Conservative MEPs oppose European Union "tax trespass"

Measures which would reduce the ability of Member States to set their own corporate taxes have been strongly opposed by Conservative MEPs. 

At the European Parliament in Strasbourg today they voted against proposals to introduce an EU Common Consolidated Corporate Tax Base (CCCTB). This would bring together the earnings firms make across the bloc and distribute tax revenues based on where revenue is generated.

The reports also recommend a minimum level of corporation tax, which Member States would not be able to go below when formulating their national tax regimes, and call for individual countries to lose their right to veto EU tax legislation.

Labour has consistently supported the introduction of an EU-wide CCCTB and handing over UK sovereignty on tax matters.

Addressing MEPs, Conservative MEP David Campbell Bannerman said the proposals amounted to "tax trespass" on the rights of Member States.

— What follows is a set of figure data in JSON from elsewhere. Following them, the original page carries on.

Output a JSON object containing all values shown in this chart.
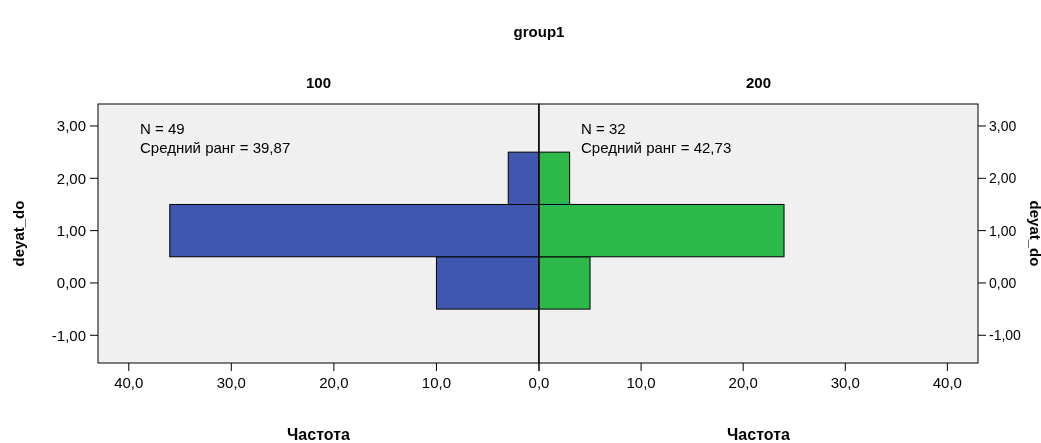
{
  "chart_data": [
    {
      "type": "histogram",
      "orientation": "horizontal",
      "title": "group1",
      "subtitle": "100",
      "xlabel": "Частота",
      "ylabel": "deyat_do",
      "annotations": [
        "N = 49",
        "Средний ранг = 39,87"
      ],
      "bins": [
        -0.5,
        0.5,
        1.5,
        2.5
      ],
      "values": [
        10,
        36,
        3
      ],
      "color": "#3f57ae",
      "xlim": [
        43,
        0
      ],
      "xticks": [
        {
          "value": 40,
          "label": "40,0"
        },
        {
          "value": 30,
          "label": "30,0"
        },
        {
          "value": 20,
          "label": "20,0"
        },
        {
          "value": 10,
          "label": "10,0"
        },
        {
          "value": 0,
          "label": "0,0"
        }
      ],
      "ylim": [
        -1.53,
        3.42
      ],
      "yticks": [
        {
          "value": -1,
          "label": "-1,00"
        },
        {
          "value": 0,
          "label": "0,00"
        },
        {
          "value": 1,
          "label": "1,00"
        },
        {
          "value": 2,
          "label": "2,00"
        },
        {
          "value": 3,
          "label": "3,00"
        }
      ],
      "grid": false,
      "legend": false
    },
    {
      "type": "histogram",
      "orientation": "horizontal",
      "subtitle": "200",
      "xlabel": "Частота",
      "ylabel": "deyat_do",
      "annotations": [
        "N = 32",
        "Средний ранг = 42,73"
      ],
      "bins": [
        -0.5,
        0.5,
        1.5,
        2.5
      ],
      "values": [
        5,
        24,
        3
      ],
      "color": "#2db84a",
      "xlim": [
        0,
        43
      ],
      "xticks": [
        {
          "value": 0,
          "label": null
        },
        {
          "value": 10,
          "label": "10,0"
        },
        {
          "value": 20,
          "label": "20,0"
        },
        {
          "value": 30,
          "label": "30,0"
        },
        {
          "value": 40,
          "label": "40,0"
        }
      ],
      "ylim": [
        -1.53,
        3.42
      ],
      "yticks": [
        {
          "value": -1,
          "label": "-1,00"
        },
        {
          "value": 0,
          "label": "0,00"
        },
        {
          "value": 1,
          "label": "1,00"
        },
        {
          "value": 2,
          "label": "2,00"
        },
        {
          "value": 3,
          "label": "3,00"
        }
      ],
      "grid": false,
      "legend": false
    }
  ]
}
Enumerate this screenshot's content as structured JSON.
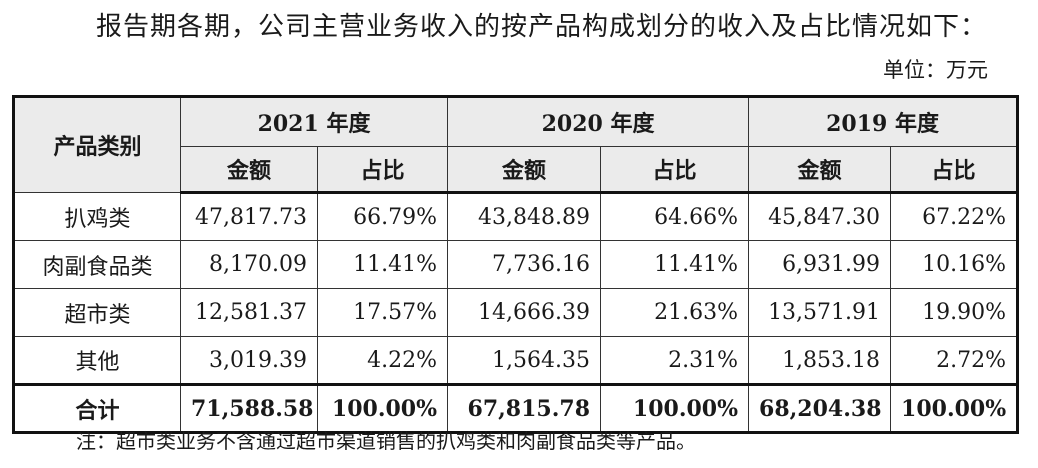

He said: "This is an area the EU is meant not to interfere in – that of national tax policy. But here we have two reports that propose EU tax harmonisation"

"They set a floor below which corporation taxes cannot be set. Will that floor be 33 per cent, as in France? Pity poor Ireland with its 12.5 per cent corporation tax."

Supporters of the CCCTB claim it would help reduce corporate tax avoidance. However, this is a global issue which Conservatives believe is best tackled at that level through the Organisation for Economic Co-operation and Development and the EU's proposals fundamentally conflict with OECD principles and guidelines.

It is likely both reports will be delayed by the European Council.